Pass the locations and intensities arrays from a single result
tuple to plotter.image():
from malva.index import MalvaIndex
from malva.show import MalvaPlot
import matplotlib.pyplot as plt
mindex = MalvaIndex("my_spatial_index")
plotter = MalvaPlot(mindex)
# Query a single sequence
mindex.open()
results = mindex.where(
"ATGCAGTCGGGCACTCACTGGAGAGTTCTGGGCCTCTGCCTCTTATCAG...",
sliding_size=64,
pct_threshold=0.65,
)
locations, intensities, _ = results[0]
mindex.close()
# Generate a spatial image
image = plotter.image(
locations,
intensities,
render_scale=1, # scale factor for output resolution
render_smoothing=1.5, # Gaussian smoothing sigma
normalize=True # normalize to 0-255 for display
)
# Display with matplotlib
plt.figure(figsize=(10, 10))
plt.imshow(image, cmap="viridis")
plt.axis("off")
plt.title("Spatial distribution of query sequence")
plt.colorbar(label="Expression")
plt.savefig("spatial_plot.png", dpi=150, bbox_inches="tight")
plt.show()
Visualize multiple sequences:
When querying several sequences at once, iterate over the result list and generate one image per sequence:
import dnaio
mindex = MalvaIndex("my_spatial_index")
plotter = MalvaPlot(mindex)
mindex.open()
sequences = []
names = []
with dnaio.open("bacteria_16S.fa") as fasta:
for record in fasta:
sequences.append(record.sequence)
names.append(record.name)
results = mindex.where(sequences, sliding_size=64, pct_threshold=0.65)
mindex.close()
fig, axes = plt.subplots(1, len(results), figsize=(8 * len(results), 8))
if len(results) == 1:
axes = [axes]
for ax, name, (locations, intensities, _) in zip(axes, names, results):
image = plotter.image(locations, intensities, normalize=True)
ax.imshow(image, cmap="viridis")
ax.set_title(name)
ax.axis("off")
plt.tight_layout()
plt.savefig("batch_spatial.png", dpi=150, bbox_inches="tight")
Save as TIFF for downstream analysis:
import tifffile
# Generate image without normalization for quantitative analysis
image = plotter.image(locations, intensities, normalize=False)

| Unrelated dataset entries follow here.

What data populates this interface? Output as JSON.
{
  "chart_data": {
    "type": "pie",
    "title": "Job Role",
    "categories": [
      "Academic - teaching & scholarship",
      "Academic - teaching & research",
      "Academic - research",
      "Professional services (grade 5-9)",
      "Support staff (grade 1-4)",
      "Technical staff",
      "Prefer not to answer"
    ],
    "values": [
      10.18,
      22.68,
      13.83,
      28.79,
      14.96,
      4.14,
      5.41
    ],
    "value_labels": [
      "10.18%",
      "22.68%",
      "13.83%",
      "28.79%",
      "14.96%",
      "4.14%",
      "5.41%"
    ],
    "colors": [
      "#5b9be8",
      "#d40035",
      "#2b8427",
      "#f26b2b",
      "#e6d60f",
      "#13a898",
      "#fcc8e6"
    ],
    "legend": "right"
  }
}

# Save as ImageJ-compatible TIFF
tifffile.imwrite(
"spatial_expression.tif",
image,
metadata={"axes": "YX"},
imagej=True
)
Interactive exploration with malva serve:
malva serve \
--index-in my_spatial_index \
--port 5000
Then open http://localhost:5000 in your browser to explore spatial distributions interactively.
Troubleshooting¶
Apptainer cannot find files on HPC
If you get FileNotFoundError for files that exist, Apptainer may not have access to the required paths. Edit the malva wrapper script to bind additional paths:
#!/bin/bash
DIST="$(cd "$(dirname "${BASH_SOURCE[0]}")" && pwd)"
exec apptainer exec \
--bind "$(pwd):$(pwd)" \
--bind "/data:/data" \
--bind "$DIST:$DIST" \
--env PYTHONPATH="$DIST/site-packages" \
--pwd "$(pwd)" \
"$DIST/python.sif" \
python -m malva "$@"
Replace /data with the path to your data directory (e.g., /scratch, /home, or your institution’s storage path).
Symlinks not resolved
Apptainer may not follow symlinks outside bound paths. Use the actual file paths or ensure the symlink target is also bound.